Dr. Leaning serves on the boards of The Humane Society of the United States, and the Massachusetts Bay Chapter of the American Red Cross. She formerly served on the board of Physicians for Human Rights (an organization she co-founded), Physicians for Social Responsibility, and Oxfam America. She is Visiting Editor of the British Medical Journal, serves on the editorial board of Health and Human Rights, and is a member of the Board of Syndics at Harvard University Press. From 1999 to 2005, Dr. Leaning directed the Program on Humanitarian Crises and Human Rights at the François-Xavier Bagnoud Center for Health and Human Rights at the Harvard School of Public Health, during which time Dr. Leaning also served as Editor-in-Chief of Medicine & Global Survival, an international quarterly. From 2005-2009, Dr. Leaning founded and co-directed the Harvard Humanitarian Initiative.

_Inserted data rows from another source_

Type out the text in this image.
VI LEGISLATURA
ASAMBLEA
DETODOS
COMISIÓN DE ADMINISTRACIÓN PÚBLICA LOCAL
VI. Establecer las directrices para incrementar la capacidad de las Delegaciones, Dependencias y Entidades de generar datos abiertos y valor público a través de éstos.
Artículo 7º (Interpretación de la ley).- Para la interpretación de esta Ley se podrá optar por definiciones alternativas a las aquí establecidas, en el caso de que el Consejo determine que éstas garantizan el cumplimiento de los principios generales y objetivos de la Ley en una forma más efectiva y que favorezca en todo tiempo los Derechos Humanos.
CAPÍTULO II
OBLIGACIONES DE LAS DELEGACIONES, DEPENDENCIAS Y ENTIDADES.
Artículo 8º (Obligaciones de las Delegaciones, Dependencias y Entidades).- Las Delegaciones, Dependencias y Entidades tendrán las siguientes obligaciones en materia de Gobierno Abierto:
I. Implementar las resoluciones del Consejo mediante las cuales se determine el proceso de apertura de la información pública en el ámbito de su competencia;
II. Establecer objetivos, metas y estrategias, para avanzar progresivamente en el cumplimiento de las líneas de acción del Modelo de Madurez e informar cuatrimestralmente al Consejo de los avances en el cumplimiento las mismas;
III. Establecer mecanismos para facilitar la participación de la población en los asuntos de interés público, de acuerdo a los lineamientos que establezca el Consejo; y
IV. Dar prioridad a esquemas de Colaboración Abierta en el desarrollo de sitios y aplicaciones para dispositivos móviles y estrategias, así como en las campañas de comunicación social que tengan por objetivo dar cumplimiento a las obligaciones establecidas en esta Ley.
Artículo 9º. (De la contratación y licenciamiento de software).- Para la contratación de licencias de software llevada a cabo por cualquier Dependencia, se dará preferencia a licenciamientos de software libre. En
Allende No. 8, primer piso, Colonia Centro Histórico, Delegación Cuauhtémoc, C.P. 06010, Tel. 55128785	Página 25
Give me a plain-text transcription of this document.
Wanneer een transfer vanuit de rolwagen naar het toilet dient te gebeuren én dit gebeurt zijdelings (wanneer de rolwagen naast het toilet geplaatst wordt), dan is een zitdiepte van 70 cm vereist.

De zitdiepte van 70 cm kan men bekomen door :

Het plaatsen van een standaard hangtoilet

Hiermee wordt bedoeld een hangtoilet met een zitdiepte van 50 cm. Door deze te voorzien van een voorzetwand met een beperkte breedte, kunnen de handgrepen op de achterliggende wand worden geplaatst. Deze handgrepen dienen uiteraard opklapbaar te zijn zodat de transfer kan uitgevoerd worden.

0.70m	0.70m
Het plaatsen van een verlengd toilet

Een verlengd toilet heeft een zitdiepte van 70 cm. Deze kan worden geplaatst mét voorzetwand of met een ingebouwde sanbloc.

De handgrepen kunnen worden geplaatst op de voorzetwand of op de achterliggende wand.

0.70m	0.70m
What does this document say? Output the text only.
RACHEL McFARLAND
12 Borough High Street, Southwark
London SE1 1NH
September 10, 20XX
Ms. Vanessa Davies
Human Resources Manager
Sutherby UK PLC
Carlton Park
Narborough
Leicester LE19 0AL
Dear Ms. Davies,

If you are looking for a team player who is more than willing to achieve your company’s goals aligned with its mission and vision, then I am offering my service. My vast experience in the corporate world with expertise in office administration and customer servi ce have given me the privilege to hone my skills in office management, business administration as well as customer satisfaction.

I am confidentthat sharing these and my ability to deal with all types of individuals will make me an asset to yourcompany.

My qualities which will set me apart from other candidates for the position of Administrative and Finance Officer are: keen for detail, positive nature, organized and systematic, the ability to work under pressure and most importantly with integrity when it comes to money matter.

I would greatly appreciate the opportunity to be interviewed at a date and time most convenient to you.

* Rahul Mehrotra, Professor of Urban Design and Planning, Harvard Graduate School of Design, Harvard University
Rahul Mehrotra is Professor of Urban Design and Planning. He is a practicing architect, urban designer, and educator. His firm, RMA Architects, was founded in 1990 in Mumbai and has designed and executed projects for clients that include government and non-governmental agencies, corporate as well as private individuals and institutions. Mehrotra has written and lectured extensively on issues to do with architecture, conservation, and urban planning in Mumbai and India. He has long been actively involved in civic and urban affairs in Mumbai, having served on commissions for the conservation of historic buildings and environmental issues, with various neighborhood groups, and, from 1994 to 2004, as Executive Director of the Urban Design Research Institute. Mehrotra is a member of the steering committee of the South Asia Initiative at Harvard, and curates their series on Urbanization. He currently is leading a university-wide research project with Professor Diana Eck, called The Kumbh Mela — Mapping the Ephemeral City.
* Presenting on behalf of Professor Mehrotra is Diane Athaide. An architect in Mumbai before coming to the United States, Athaide is currently pursuing her master's degree in urban design from the Harvard graduate school of design. She has been working on the Partition Project with Professor Mehrotra.